Ken Warzynski

Personal information
- Born: June 30, 1948 Chicago, Illinois, U.S.
- Died: January 18, 2019 (aged 70) Mount Pleasant, South Carolina, U.S.
- Listed height: 6 ft 7 in (2.01 m)
- Listed weight: 213 lb (97 kg)

Career information
- High school: Gordon Tech (Chicago, Illinois)
- College: DePaul (1967–1970)
- NBA draft: 1970: 2nd round, 32nd overall pick
- Drafted by: Detroit Pistons
- Position: Power forward
- Number: 40
- Stats at Basketball Reference

= Ken Warzynski =

American basketball player (1948–2019)

Kenneth Harry Warzynski (June 30, 1948 – January 18, 2019) was an American basketball player who played for DePaul University and was a second round draft pick (32nd pick overall) of the Detroit Pistons in the 1970 NBA draft.

==Early life==

Warzynski was born in Chicago, Illinois, on June 30, 1948, the son of Harry and Florence Warzynski. He was raised with his sister Arlene and attended Gordon Technical High School in Chicago. Warzynski graduated from Gordon Technical in 1966, where he played basketball and also varsity baseball.

==College career==
A 6'7" forward, Warzynski played college basketball for DePaul University under Hall of Fame Coach Ray Meyer. As a Senior in 1969–1970, Warzynski averaged 19.7 points and 15.2 rebounds, as DePaul finished 12–13.
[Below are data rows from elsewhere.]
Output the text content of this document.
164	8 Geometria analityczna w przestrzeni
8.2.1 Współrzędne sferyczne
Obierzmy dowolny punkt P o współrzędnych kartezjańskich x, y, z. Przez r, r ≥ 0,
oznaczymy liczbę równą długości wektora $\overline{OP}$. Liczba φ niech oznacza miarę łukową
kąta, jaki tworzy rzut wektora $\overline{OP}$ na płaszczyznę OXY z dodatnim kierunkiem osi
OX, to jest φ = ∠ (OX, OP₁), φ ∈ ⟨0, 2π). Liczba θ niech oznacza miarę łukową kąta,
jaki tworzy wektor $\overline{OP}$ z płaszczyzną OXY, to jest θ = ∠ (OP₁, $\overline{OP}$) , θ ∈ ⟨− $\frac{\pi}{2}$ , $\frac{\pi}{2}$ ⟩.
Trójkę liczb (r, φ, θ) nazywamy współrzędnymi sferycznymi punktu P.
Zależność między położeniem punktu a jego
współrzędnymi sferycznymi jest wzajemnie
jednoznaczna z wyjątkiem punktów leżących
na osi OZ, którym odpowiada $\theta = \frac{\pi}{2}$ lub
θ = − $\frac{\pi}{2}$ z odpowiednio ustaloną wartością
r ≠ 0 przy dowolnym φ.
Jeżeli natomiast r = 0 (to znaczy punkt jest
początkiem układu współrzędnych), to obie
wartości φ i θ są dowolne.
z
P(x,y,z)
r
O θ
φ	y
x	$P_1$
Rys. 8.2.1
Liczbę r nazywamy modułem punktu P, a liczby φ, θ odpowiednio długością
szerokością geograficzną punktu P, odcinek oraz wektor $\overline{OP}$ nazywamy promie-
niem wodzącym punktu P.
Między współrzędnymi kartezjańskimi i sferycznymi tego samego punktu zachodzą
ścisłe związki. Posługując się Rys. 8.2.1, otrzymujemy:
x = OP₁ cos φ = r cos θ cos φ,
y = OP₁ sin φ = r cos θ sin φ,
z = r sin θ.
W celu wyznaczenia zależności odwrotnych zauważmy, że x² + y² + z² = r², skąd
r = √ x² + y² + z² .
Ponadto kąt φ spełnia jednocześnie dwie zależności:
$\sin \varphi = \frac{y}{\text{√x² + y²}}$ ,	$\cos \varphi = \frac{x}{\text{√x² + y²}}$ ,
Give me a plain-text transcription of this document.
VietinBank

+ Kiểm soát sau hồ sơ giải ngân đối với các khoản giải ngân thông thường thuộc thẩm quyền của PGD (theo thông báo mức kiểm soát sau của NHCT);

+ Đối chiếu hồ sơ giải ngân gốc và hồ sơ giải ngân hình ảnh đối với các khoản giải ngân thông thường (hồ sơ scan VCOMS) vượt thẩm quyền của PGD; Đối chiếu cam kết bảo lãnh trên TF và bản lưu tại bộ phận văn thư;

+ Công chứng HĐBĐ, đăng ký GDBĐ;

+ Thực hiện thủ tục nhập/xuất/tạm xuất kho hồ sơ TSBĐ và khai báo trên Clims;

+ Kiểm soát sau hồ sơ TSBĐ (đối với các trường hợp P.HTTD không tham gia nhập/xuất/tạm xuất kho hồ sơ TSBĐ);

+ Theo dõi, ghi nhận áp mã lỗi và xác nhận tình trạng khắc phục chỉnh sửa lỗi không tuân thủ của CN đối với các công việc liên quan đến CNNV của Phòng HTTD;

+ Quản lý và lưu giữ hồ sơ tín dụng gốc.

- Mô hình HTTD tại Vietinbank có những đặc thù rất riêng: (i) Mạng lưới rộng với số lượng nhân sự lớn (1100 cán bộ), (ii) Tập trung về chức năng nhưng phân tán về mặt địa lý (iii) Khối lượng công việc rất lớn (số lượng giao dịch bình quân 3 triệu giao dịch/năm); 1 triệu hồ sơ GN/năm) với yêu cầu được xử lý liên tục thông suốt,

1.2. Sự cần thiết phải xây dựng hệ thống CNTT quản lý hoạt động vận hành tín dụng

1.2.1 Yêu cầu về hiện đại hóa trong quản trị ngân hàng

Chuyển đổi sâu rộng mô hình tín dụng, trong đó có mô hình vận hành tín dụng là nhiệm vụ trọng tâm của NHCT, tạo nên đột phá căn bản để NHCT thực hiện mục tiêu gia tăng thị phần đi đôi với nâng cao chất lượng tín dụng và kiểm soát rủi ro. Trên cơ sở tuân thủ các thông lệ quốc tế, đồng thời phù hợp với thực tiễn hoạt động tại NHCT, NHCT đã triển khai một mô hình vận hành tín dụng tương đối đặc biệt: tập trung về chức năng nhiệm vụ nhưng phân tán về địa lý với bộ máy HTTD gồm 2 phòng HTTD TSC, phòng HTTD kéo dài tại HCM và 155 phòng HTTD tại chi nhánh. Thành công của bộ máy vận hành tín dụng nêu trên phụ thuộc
Warzynski had 28 rebounds against Harvard on Jan. 3, 1970, still the DePaul single-game team record. Warzynski ranks fourth on DePaul's all-time rebounding list and his career rebounding average of 11.6 is currently third all time. His 15.2 rebounding average in 1969–1970 is second all-time at DePaul.

Overall, Warzynski averaged 16.0 points and 11.6 rebounds in his 75 career games at DePaul, with 1,203 total points and 890 total rebounds.

==Professional career==

The Detroit Pistons selected Warzynski in the second round of the 1970 NBA draft. The Pistons had drafted Bob Lanier with the #1 pick in the 1970 Draft. Warzynski never played in the NBA. The Denver Rockets of the American Basketball Association also selected Warzynski in the 11th round of the 1970 ABA Draft.

In 1970–1971, Warzynski played for the Rockford Royals of the Continental Basketball Association, along with former DePaul teammate Al Zetsche.

==Honors==
- Warzynski was inducted into the DePaul Athletics Hall of Fame in 1987. His coach, Ray Meyer, was a fellow inductee in the ceremony on November 20, 1987.

==Personal==
Warzynski had a career in real estate in South Carolina.

Warzynski died on January 18, 2019. He was survived by his four children, Julie, JoAnne, Chris and Kevin.